Championship USATF 12K, and Outstanding 5K--Events for All Levels in Bedford, New Hampshire
With small town charm and big time competition, terrific organization and a championship atmosphere, the Bedford Rotary Memorial Road Race 12K and 5K can’t miss.
Posted Monday, 4 April, 2005
The 31st Bedford Rotary Memorial Road Race 12K will be the USATF Championship of New England, a New England Grand Prix event, and the place to be in the Northeast. The accompanying 5K will make for a terrific family day. Between these two outstanding and complimentary events there will be a race for everyone, from the slowest beginner to elite international stars.
If you have run the Bedford Rotary Memorial races, you will definitely want to return for the 31st annual events. If not, you are in for a terrific experience. The best in the US and the USATF-New England Clubs will race the 12K at 9:00 a.m. Then the 5K steps off at 10:45 a.m. with every possible pace and ability represented. These Memorial races will be all-inclusive in the largest sense. These are events you will not want to miss, Saturday, May 21, 2005.
In addition to being a championship event with outstanding teams hammering it out in the 12K, there will be opportunities for every member of the family to participate in the team competition in the 5K, a very innovative concept. The 5K team competition is age and gender graded, so literally all can compete in an equal running field.

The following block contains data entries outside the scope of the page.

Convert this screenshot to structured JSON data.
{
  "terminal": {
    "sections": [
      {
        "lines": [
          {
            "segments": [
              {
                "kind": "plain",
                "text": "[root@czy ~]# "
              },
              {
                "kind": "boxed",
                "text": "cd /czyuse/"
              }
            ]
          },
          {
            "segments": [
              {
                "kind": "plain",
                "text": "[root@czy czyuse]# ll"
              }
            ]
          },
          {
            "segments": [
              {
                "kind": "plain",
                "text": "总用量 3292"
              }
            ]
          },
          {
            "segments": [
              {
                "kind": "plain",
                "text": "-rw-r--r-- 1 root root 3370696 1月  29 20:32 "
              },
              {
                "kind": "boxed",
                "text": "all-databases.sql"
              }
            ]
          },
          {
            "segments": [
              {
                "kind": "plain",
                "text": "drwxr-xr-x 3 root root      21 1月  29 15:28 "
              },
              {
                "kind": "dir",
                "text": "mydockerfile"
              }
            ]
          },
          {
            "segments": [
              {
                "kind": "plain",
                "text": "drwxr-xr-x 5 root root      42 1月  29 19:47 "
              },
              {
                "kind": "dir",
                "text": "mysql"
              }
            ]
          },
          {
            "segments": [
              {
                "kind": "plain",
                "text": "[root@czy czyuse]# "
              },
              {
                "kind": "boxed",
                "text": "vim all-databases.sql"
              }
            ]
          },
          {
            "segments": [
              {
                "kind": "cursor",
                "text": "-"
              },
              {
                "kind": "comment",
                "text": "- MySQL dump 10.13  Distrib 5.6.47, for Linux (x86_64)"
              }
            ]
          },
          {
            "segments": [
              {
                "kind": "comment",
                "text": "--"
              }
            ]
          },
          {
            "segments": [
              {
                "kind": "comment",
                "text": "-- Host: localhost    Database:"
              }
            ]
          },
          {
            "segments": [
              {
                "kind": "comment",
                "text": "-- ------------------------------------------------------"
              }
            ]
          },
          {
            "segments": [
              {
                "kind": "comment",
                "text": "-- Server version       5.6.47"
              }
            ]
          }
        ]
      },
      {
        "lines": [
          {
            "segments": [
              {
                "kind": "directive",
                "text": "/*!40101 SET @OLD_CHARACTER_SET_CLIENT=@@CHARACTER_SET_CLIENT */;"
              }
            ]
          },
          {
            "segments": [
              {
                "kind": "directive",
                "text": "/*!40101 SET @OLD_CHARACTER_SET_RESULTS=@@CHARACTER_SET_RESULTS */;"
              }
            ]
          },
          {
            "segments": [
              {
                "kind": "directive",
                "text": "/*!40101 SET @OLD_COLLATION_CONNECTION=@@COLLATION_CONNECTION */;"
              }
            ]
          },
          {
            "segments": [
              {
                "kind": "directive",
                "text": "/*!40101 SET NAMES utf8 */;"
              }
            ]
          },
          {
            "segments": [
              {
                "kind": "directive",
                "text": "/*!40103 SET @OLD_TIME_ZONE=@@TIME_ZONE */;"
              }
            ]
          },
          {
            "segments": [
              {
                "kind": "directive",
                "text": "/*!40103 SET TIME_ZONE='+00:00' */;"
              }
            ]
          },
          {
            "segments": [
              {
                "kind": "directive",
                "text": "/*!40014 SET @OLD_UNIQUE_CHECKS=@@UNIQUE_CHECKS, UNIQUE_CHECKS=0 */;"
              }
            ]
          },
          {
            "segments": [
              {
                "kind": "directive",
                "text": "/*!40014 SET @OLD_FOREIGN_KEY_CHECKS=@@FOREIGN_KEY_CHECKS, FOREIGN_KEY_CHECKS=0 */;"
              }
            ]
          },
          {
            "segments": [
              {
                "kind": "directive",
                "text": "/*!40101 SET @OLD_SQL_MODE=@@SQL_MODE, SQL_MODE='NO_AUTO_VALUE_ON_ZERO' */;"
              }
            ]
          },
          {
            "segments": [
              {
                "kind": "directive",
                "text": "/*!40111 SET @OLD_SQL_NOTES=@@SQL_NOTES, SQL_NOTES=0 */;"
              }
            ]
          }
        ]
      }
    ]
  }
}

Teams from families, schools, companies, organizations, clubs, friends, neighborhoods, social clubs, non-profits, retail organizations, and others will compete. Only four members are needed to score (unlimited number can enter, top 4 times are scored and at least one must be female). Entries must simply be identified with a team name on the entry.
Envision families with grandma, grandpa, mom, dad, and the kids trekking around the clockwise loop and then seeing their family name on Cool Running in results. Imagine friends inventing innovative and humorous names (perhaps related to their post race party plans) to get greater enjoyment from their outing or fitness run. Youth organizations, clubs, and leagues, all can have a ball; and companies, non-profits, and retailers can show their colors—and build morale (and get their name on Cool Running too). The possibilities are endless. This is a great opportunity.
The setting is McKelvie School in historic, convenient Bedford, with courses that are mostly wooded and all scenic. It will be a beautiful time of year in southern New Hampshire, with the blossoms, leaves, and the flowers of spring adding to the scenic beauty of these racecourses. Both races are open to any competitor--club or individual--local runners, New England competitors, and those from around the United States and Canada.
Bedford is easy to get to, just southwest of Manchester, New Hampshire, near the intersections of Interstate 293, the Everett Turnpike, and Route 101. The race is only four miles from Manchester’s convenient regional airport with an impressive array of flights, carriers, and hotels to choose from.
Championship Field, Great Course
Hundreds of teams from at least 50 New England Clubs will focus on the fast Bedford Rotary Memorial 12K, the USATF New England Championship. It will be the second of seven races in the USATF-NE Grand Prix series; the fifth time this event has won that honor since 1999. A very competitive field is expected, as with the previous four championships held here.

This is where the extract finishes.